Decision-Centric Active Learning of Binary-Outcome Models. (Information Systems Research, 2007)
Authors: Abstract:
    It can be expensive to acquire the data required for businesses to employ data-driven predictive modeling--for example, to model consumer preferences to optimize targeting. Prior research has introduced "active-learning" policies for identifying data that are particularly useful for model induction, with the goal of decreasing the statistical error for a given acquisition cost (error-centric approaches). However, predictive models are used as part of a decision-making process, and costly improvements in model accuracy do not always result in better decisions. This paper introduces a new approach for active data acquisition that specifically targets decision making. The new decision-centric approach departs from traditional active learning by placing emphasis on acquisitions that are more likely to affect decision making. We describe two different types of decision-centric techniques. Next, using direct-marketing data, we compare various data-acquisition techniques. We demonstrate that strategies for reducing statistical error can be wasteful in a decision-making context, and show that one decision-centric technique in particular can improve targeting decisions significantly.
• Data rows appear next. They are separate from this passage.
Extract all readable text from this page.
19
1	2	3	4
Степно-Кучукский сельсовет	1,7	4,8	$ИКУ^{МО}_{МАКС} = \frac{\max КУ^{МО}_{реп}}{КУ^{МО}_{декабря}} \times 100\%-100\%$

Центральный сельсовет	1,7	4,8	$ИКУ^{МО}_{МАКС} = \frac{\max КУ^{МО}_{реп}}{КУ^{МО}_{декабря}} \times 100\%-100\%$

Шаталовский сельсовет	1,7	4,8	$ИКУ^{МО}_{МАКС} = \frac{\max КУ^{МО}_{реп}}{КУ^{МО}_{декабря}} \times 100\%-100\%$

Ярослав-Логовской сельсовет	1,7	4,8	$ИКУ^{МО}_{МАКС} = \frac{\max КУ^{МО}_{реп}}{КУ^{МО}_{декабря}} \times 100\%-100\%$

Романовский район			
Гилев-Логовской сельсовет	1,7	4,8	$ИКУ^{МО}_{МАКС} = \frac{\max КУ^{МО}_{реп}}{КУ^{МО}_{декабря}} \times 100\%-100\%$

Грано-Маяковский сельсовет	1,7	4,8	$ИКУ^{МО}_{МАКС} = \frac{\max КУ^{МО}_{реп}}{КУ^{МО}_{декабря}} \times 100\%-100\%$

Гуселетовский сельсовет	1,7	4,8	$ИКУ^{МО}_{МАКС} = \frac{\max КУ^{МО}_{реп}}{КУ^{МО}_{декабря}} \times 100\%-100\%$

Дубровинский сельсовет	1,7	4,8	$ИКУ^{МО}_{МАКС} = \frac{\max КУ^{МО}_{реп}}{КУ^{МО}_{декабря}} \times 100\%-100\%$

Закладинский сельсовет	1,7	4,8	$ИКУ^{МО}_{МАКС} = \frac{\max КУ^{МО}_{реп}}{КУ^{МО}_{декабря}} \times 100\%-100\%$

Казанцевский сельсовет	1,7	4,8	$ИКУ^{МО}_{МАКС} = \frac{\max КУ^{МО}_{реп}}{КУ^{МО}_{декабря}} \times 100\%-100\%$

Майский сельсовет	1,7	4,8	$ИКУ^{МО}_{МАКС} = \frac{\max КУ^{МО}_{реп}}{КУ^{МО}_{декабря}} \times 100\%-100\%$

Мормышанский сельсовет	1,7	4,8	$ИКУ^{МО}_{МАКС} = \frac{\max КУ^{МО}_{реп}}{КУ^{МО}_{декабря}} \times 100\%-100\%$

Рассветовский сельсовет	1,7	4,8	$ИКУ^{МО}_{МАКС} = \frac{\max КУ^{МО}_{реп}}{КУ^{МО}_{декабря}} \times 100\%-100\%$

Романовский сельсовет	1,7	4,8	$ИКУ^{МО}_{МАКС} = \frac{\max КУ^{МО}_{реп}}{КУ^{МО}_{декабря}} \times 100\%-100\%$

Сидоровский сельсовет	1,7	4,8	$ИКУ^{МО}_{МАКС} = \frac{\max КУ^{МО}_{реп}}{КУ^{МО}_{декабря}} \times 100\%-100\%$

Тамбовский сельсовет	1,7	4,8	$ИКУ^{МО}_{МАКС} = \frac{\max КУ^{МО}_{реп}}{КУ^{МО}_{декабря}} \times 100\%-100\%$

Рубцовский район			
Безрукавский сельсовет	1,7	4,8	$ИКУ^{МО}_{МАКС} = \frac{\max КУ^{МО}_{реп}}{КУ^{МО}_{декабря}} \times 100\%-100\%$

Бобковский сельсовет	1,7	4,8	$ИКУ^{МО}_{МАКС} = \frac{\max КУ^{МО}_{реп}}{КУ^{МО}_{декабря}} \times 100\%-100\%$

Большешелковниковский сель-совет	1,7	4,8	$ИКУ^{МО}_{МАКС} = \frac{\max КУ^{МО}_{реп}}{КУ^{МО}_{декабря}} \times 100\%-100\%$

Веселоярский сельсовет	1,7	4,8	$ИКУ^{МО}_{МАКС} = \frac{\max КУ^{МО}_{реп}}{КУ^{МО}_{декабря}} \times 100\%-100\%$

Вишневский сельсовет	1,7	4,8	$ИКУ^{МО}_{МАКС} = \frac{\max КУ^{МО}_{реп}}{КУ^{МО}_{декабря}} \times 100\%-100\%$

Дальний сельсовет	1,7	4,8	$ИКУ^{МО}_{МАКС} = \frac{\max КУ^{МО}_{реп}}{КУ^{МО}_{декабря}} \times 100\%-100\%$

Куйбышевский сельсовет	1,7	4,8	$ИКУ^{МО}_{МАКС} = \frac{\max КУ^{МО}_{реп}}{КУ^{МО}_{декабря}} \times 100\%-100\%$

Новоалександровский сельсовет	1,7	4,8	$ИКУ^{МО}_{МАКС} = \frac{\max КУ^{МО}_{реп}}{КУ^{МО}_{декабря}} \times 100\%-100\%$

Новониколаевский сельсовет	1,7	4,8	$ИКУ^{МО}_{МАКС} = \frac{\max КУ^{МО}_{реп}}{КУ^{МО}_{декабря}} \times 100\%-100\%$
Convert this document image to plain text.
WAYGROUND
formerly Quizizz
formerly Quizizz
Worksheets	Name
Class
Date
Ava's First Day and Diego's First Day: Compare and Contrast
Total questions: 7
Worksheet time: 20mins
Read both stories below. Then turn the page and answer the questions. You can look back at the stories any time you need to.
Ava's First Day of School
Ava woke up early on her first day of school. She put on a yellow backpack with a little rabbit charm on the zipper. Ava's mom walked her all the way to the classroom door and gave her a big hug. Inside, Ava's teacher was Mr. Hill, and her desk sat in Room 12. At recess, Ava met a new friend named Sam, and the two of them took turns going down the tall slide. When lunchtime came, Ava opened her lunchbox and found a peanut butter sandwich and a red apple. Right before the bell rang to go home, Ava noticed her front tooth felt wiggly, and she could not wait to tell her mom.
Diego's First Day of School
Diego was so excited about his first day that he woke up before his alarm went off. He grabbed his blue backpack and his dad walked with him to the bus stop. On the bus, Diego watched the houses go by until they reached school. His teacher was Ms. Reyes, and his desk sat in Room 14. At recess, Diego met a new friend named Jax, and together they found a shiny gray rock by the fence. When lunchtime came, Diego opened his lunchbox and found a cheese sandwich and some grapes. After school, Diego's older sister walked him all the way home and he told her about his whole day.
We also show that this method is robust in the face of decreasing quality of utility estimations, eventually converging to uniform random sampling, and that it can be extended to situations where different data acquisitions have different costs. The results suggest that businesses should consider modifying their strategies for acquiring information through normal business transactions. For example, a firm such as Amazon.com that models consumer preferences for customized marketing may accelerate learning by proactively offering recommendations--not merely to induce immediate sales, but for improving recommendations in the future.